In 2010, Google signed its first renewable power purchase agreement (PPA), procuring 114MW of wind energy from the Story County II wind farm in Iowa. Over the next four years, this revolutionary sustainability strategy grew 10-fold.
In 2014, tech and retail giants like IKEA, Walmart, Microsoft, Yahoo, and Google combined to procure 1.18GW of renewable energy—and industrial giant Mars corporation entered the fold by signing a 201MW PPA with the Mesquite Creek wind development in Texas.
This still feels a bit like an anomaly. After all, industrial companies are some of the biggest consumers of energy, and as such, are typically afforded electricity rates well below commercial, transport, and other sectors.
But this is no anomaly. In 2015, the amount of renewable energy contracted under corporate PPAs and Virtual PPAs skyrocketed to 3.23GW, according to the Business Renewables Center. And the logos that you’ll find currently supporting renewable energy through purchase agreements include some of the nation’s biggest industrials, such as Corning, Dow Chemical, and P&G.
Facing mounting pressure (by consumers, investors, and employees alike) to address climate change, an increasing number of US industrials are joining 2/3 of the Fortune Global 500 by setting sustainability goals. But making a commitment to sustainability and energy efficiency does not mean making financial sacrifices. As Andrew Winston, an expert on corporate environmental practices and co-author of the recently released brief on enterprise energy strategy with Enel X and PwC, explained in his recent Harvard Business Review article, "Almost every company that I talk to, regardless of sector, is finding [renewable] deals at or below their current energy prices."
"Execs at industrial companies often believe that they can't find renewables cheaper than their rock-bottom power rates," Winston added. "They're wrong—and they're losing money because of it."

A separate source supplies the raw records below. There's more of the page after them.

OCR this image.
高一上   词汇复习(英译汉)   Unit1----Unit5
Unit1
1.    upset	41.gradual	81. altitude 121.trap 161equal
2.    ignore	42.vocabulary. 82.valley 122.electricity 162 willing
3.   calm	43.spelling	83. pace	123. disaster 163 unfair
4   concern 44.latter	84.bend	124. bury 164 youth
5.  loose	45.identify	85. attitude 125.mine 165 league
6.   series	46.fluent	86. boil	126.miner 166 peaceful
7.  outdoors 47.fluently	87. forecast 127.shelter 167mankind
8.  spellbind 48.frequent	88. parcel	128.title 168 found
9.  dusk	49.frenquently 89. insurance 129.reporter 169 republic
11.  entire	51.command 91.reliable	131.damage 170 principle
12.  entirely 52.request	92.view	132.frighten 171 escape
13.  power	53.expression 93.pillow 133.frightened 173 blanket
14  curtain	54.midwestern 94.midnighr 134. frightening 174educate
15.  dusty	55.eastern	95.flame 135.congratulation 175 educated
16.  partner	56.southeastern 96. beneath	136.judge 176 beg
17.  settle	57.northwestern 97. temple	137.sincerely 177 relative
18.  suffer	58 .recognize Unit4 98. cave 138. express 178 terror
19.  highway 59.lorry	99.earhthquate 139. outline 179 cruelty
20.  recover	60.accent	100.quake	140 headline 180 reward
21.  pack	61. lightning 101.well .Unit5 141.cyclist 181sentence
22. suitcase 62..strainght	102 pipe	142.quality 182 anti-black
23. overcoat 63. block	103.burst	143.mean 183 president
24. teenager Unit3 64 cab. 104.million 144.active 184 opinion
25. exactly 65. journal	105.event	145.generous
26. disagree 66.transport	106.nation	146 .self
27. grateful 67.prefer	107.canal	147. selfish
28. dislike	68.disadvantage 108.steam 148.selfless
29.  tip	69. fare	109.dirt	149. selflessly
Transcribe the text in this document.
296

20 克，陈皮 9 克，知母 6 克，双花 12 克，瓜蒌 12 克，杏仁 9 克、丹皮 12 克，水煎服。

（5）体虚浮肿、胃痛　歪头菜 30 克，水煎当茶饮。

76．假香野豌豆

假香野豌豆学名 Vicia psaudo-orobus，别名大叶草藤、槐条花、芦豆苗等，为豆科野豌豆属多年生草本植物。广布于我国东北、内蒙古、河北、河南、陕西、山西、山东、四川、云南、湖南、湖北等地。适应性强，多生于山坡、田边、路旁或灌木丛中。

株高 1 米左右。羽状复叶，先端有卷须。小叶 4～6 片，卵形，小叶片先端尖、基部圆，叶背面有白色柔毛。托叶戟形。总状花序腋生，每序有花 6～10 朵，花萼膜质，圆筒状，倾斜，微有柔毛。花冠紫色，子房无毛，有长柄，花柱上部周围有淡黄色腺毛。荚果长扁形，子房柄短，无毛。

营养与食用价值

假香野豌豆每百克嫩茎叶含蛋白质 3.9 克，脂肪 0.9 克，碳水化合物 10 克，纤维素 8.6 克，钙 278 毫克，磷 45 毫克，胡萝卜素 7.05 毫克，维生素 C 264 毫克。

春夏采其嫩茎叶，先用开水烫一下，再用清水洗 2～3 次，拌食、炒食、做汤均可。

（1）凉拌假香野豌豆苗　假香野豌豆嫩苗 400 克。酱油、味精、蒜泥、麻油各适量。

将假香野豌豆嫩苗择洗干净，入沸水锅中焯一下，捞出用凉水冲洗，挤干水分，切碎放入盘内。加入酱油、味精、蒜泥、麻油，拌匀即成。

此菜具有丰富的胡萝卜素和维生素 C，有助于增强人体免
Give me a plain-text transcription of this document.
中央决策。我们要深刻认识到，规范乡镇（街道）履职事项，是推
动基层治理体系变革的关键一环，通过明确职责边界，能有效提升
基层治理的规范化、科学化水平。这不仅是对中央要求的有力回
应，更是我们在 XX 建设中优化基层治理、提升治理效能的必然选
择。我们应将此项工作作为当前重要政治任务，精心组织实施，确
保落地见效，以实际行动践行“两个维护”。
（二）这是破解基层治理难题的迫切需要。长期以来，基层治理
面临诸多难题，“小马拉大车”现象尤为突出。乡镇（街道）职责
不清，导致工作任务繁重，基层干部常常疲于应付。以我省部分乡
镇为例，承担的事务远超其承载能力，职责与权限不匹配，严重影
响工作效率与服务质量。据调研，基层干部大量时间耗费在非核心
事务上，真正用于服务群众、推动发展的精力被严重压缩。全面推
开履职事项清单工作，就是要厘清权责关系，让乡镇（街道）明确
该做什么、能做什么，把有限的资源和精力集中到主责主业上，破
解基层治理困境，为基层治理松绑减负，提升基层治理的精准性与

Need proof? Just see how Mars' Global Sustainability Director Kevin Rabinovitch explained the financial case for the 201MW wind-power PPA the company signed in 2014.
"Wind in the US, and particularly in Texas, has tremendous economics," Rabinovitch said in an interview with Windpower Monthly at the time. "With cost parity to the fossil fuel alternative it makes sense, not just environmentally."
Sustainability and price parity are only two of the factors driving industrials toward renewable PPAs. Another important motivator is risk management.
Looking at the US Energy Information Administration’s Annual Energy Outlook for 2016, it’s easy to see why. Forward prices and projections only show rates for the next five years. After that, electricity prices become little more than modeling outputs dependent upon highly volatile variables like oil prices and worldwide economic growth. Assuring a fixed cost for a sizeable portion of production costs can make sense as a long-term strategy for energy-intensive companies like industrials.
Winston’s article offers a number of tips to industrial organizations as they embark on their efforts to capture the unique advantages of renewable PPAs and Virtual PPAs, including researching successful practices in your industry and seeking third-party insight into the accounting and financials.
While all of his recommendations are salient steps for success, I’d add one more critical factor to the list—figure out how purchasing renewables impacts the rest of your energy procurement strategy.